Quanto este novo design afetará o risco de concussão e lesão cerebral? Não é claro. O pensamento é que a redução da força direta na cabeça irá reduzir a quantidade de lesão que o cérebro pode sofrer. No entanto, mais estudos científicos e um acompanhamento a longo prazo seriam úteis para se ter uma melhor noção da protecção proporcionada. Ainda há muito a aprender sobre como diferentes colisões podem afetar o cérebro e o desenvolvimento de condições como a encefalopatia traumática crônica (ETC). Por exemplo, como um capacete pode prevenir os danos que podem ocorrer quando o cérebro salta no crânio durante uma desaceleração rápida?

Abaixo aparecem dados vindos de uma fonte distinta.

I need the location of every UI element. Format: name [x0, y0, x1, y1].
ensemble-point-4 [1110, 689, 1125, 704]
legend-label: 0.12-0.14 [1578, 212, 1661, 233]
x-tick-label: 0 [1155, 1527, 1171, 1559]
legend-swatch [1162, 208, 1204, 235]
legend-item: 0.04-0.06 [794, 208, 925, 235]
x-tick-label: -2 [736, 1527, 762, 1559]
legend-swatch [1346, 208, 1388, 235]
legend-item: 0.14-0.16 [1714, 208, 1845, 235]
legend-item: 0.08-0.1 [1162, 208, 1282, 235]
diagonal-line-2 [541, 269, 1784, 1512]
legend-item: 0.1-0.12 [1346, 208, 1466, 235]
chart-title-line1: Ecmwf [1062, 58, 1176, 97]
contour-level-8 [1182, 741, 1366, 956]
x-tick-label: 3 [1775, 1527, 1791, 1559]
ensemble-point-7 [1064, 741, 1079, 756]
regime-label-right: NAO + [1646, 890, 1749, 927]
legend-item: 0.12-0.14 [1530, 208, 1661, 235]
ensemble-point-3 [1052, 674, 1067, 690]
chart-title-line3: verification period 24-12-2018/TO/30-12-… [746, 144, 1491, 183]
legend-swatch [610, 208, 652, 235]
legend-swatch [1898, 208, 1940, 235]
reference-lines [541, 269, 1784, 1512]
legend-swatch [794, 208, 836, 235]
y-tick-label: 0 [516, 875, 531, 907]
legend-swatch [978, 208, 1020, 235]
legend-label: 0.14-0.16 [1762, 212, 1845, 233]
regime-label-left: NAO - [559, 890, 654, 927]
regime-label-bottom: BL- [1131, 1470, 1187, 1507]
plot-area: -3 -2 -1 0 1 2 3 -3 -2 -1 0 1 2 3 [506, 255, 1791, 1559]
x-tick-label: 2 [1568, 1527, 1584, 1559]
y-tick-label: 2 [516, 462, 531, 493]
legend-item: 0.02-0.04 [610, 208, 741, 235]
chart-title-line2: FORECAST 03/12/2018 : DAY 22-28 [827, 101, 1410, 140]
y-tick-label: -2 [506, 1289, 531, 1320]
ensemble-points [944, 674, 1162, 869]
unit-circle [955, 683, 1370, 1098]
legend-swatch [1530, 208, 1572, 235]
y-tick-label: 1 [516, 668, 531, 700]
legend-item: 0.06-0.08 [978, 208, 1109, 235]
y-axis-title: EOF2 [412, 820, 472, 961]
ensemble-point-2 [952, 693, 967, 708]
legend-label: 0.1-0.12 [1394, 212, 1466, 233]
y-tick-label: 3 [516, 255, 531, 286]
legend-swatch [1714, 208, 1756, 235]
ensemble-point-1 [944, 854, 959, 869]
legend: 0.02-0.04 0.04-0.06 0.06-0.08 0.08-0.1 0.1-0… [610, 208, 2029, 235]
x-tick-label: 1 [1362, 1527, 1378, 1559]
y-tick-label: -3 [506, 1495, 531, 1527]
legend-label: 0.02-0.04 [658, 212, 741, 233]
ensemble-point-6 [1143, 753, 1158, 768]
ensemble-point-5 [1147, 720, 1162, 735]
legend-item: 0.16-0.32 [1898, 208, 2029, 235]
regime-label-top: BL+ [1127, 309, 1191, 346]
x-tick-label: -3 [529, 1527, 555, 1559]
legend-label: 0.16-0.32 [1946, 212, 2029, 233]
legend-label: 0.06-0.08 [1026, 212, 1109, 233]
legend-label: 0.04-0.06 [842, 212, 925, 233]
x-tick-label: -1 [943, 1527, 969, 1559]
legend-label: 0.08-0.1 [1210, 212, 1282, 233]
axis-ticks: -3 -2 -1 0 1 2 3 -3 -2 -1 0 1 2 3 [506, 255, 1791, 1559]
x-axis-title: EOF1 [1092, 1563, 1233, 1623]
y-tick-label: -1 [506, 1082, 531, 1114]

Se você quiser experimentar o capacete de futebol para jogar ou apenas para usar no escritório ou em um encontro, não é barato. O capacete de futebol ZERO1 tinha um preço anterior de $1.500, segundo Barry Wilner escrevendo para a Associated Press, mas em janeiro deste ano, VICIS anunciou uma redução de preço para $950. Portanto, o principal mercado por enquanto parece ser o das equipes profissionais e das principais colegiadas. Por outro lado, usá-lo em uma data pode mostrar que você tem o moolah. E a forma, a função e a segurança.